Ming-Hsuan Yang
[advanced] Recent Advances in Multimodal Understanding and Generation
Summary
This course provides an overview of recent advances in multimodal understanding and generation, with a primary emphasis on computer vision. It introduces core modeling paradigms, including vision-language representation learning, multimodal fusion, and generative frameworks, while highlighting practical system design and emerging research trends. The course also examines reasoning mechanisms in multimodal models, such as grounding, planning, and compositional inference, and discusses open challenges and future directions toward more capable and general multimodal intelligence.
Syllabus
Part 1: Fundamentals and Multimodal Understanding
- Core foundations
- Transformers
- Tokenization across modalities
- Multimodal understanding foundations
- Alignment, fusion, and grounding
- Dense perception and semantic alignment
- Representation geometry
- Contrastive learning
- Embedding structure
- CLIP paradigm
- Architecture evolution
- Dual encoder, cross attention, and multimodal large language model
Part 2: Multimodal Generation and Reasoning
- Generation as conditional modeling
- Diffusion fundamentals
- Structured visual distribution
- Conditional mechanism
- Cross attention condition
- Token fusion
- ControlNet
- Multimodal LLM architecture
- Vision encoder and LLM
- Projection layers
- Instruction tuning
- Understanding vs generation gap
- Hallucination
- Reasoning limitations
Part 3: Advanced and Recent Topics
- Unified multimodal models
- Unified token space
- Scaling hypothesis
- Temporal and 3D multimodal understanding
- Video-language models
- Long temporal context
- Multimodal world models and agents
- Perception, prediction, and action
- Robotics and autonomous driving
- Efficiency and training paradigms
- Distillation
- Modular architectures
- Open problems
- Geometry-aware multimodal models
- Reliable grounding
- Dense reasoning
References
Discrete Tokenization for Multimodal LLMs: A Comprehensive Survey.
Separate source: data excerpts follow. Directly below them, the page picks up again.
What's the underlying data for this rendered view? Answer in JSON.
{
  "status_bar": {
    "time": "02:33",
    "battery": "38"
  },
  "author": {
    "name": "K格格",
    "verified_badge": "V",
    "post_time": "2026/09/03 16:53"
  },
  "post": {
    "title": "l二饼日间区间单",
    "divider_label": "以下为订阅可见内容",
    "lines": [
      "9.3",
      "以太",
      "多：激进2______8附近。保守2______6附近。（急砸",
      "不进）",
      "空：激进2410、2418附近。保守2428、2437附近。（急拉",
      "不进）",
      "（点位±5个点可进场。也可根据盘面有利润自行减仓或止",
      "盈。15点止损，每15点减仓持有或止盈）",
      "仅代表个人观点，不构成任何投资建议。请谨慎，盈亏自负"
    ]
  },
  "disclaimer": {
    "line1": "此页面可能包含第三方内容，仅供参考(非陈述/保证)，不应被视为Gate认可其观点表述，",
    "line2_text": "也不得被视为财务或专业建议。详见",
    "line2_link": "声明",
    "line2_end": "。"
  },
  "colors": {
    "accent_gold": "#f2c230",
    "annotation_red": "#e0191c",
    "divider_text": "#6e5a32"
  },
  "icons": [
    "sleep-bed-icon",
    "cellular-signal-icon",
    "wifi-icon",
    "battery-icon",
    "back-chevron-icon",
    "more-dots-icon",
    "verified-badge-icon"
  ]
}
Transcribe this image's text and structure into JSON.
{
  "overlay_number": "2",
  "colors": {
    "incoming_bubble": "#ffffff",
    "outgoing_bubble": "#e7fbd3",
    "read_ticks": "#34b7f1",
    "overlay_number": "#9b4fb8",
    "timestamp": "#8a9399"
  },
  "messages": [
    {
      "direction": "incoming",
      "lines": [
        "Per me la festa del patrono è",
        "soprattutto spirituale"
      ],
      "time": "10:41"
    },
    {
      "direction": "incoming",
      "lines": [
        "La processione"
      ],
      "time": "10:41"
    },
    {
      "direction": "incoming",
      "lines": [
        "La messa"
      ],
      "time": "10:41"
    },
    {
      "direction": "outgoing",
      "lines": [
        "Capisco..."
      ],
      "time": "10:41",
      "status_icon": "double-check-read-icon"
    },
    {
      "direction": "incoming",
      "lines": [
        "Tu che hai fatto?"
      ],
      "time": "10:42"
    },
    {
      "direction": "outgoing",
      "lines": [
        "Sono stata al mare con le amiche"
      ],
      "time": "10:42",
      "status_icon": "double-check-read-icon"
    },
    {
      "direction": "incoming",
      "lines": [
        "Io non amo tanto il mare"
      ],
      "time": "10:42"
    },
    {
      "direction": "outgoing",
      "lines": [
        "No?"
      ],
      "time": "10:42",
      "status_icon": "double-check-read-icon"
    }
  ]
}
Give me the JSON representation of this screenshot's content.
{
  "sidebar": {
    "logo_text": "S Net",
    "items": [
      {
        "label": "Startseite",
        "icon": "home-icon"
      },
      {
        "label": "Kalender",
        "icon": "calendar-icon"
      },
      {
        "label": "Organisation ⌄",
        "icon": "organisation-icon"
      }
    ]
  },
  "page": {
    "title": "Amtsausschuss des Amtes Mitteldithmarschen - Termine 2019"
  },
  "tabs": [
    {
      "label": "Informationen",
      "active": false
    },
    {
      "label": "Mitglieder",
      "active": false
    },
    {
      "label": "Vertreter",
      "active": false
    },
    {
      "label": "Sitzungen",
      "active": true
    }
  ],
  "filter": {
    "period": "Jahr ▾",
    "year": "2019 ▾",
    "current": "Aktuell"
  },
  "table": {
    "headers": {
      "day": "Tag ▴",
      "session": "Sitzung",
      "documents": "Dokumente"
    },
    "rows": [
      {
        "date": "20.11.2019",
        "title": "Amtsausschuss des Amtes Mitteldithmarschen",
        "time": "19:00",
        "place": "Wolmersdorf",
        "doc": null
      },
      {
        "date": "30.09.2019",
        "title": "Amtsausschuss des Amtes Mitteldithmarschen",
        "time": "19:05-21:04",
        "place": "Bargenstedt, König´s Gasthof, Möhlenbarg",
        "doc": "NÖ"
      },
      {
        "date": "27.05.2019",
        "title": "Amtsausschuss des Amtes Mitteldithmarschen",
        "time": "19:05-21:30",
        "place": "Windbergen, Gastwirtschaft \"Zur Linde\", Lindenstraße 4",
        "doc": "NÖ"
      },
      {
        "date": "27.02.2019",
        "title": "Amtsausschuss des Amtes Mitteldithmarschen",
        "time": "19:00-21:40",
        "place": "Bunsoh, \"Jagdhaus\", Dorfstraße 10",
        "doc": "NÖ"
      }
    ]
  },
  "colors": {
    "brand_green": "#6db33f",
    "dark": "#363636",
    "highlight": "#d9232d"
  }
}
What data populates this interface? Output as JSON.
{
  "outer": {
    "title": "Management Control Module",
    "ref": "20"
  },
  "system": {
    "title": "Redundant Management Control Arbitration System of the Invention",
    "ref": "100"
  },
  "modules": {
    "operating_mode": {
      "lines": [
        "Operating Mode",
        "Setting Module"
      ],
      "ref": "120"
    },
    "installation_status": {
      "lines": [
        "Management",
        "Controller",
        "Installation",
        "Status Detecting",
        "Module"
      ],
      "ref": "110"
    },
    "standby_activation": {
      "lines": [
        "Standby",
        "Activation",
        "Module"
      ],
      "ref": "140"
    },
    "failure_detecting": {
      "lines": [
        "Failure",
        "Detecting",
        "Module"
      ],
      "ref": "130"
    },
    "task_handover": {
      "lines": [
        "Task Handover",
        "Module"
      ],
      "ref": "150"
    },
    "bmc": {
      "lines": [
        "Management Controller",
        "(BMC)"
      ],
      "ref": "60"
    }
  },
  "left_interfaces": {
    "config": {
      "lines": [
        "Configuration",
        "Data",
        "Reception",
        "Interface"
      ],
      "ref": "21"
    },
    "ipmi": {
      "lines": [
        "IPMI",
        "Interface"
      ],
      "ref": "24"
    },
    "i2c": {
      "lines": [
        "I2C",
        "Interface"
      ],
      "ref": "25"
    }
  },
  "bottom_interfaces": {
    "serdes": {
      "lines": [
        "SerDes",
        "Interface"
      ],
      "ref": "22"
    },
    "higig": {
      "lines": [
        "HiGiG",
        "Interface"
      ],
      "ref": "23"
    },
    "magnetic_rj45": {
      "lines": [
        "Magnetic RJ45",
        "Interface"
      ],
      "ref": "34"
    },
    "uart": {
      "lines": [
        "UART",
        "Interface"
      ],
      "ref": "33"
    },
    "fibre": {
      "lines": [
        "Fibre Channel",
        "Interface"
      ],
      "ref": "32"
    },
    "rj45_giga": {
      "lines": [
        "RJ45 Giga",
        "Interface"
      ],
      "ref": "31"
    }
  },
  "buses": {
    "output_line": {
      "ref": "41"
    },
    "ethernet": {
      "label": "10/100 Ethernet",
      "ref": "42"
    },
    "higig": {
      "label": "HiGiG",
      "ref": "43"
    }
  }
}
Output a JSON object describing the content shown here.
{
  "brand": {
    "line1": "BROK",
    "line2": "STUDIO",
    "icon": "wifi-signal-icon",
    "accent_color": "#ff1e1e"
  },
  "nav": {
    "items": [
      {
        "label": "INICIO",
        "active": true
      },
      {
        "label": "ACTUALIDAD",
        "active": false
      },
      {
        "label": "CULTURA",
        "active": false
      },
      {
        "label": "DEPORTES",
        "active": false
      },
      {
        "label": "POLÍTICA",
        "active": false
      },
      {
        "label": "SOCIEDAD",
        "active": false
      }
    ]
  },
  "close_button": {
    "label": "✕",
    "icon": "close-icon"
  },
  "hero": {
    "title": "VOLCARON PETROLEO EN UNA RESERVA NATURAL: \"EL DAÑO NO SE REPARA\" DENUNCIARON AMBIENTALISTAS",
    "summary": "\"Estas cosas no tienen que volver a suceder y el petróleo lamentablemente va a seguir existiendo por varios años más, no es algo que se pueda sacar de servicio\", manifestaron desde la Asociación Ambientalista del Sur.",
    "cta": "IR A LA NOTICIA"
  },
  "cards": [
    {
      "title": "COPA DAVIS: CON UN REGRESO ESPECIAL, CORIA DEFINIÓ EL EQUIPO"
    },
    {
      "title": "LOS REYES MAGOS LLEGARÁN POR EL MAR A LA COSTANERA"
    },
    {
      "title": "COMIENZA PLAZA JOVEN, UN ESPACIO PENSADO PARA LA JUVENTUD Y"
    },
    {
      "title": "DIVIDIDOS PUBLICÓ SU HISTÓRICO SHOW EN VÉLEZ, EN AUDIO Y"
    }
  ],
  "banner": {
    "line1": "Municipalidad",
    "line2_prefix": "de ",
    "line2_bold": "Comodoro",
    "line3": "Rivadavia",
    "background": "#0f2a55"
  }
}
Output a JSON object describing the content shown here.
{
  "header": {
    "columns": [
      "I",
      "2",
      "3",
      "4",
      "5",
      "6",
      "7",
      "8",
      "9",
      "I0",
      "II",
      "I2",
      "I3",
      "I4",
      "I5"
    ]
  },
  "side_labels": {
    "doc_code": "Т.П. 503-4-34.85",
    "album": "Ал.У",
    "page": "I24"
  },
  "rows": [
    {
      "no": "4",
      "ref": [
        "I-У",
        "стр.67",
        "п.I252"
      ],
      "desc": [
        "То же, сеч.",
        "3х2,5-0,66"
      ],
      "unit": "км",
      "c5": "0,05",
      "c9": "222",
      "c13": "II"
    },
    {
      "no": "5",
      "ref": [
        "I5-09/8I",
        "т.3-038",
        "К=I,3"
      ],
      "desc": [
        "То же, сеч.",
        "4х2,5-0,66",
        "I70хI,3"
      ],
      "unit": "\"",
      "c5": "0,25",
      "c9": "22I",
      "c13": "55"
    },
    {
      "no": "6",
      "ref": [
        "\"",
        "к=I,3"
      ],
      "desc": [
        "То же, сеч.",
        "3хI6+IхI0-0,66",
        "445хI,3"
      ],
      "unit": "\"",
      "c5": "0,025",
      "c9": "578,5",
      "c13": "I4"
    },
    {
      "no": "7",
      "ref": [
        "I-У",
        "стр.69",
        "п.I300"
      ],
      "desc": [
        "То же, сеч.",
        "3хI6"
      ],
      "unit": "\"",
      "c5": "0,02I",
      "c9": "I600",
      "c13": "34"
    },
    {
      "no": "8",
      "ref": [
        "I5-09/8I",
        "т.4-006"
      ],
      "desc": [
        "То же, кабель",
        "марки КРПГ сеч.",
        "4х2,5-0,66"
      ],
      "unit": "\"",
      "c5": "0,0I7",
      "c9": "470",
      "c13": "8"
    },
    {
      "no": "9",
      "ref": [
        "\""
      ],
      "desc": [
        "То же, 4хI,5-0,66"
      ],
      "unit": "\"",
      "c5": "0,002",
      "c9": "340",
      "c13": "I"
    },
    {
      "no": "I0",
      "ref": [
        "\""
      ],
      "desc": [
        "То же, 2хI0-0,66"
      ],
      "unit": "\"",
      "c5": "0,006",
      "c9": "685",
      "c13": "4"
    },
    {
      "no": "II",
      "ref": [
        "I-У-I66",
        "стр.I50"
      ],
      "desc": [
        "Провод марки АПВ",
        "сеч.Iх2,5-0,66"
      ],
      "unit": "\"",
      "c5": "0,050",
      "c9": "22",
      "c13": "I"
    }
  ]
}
Lecture notes from Stanford CME 295, CSE 231, UW CSe 392G1, CVPR 2022 Tutorial on Multimodal Machine Learning, NeurIPS 2022 Tutorial on Flamingo, CVPR 2023 Multimodal Large Language Model Tutorial.
Pre-requisites
Participants are expected to have first-year graduate-level knowledge in linear algebra, machine learning, deep learning, and computer vision. Familiarity with neural network architectures (e.g., CNNs and transformers), optimization methods, and basic probabilistic modeling is recommended. Prior exposure to vision-language models or generative models is helpful but not required.
Short bio
Ming-Hsuan Yang is a Professor at the University of California, Merced, and a Research Scientist at Google DeepMind. His research has received numerous honors, including the Google Faculty Award (2009), NSF CAREER Award (2012), NVIDIA Pioneer Research Awards (2017, 2018), and the Sony Faculty Award (2025). He has received Best Paper Honorable Mentions at UIST 2017 and CVPR 2018, the Best Student Paper Honorable Mention at ACCV 2018, the Longuet-Higgins Prize (Test-of-Time Award) at CVPR 2023, Best Paper Award at ICML 2024, and the Test-of-Time Award from WACV 2025. He has been recognized as a Highly Cited Researcher from 2018 to 2025. Prof. Yang currently serves as Associate Editor-in-Chief of IEEE Transactions on Pattern Analysis and Machine Intelligence (PAMI) and as an Associate Editor of the International Journal of Computer Vision (IJCV). He is a Fellow of IEEE, ACM, AAAI, and AAAS.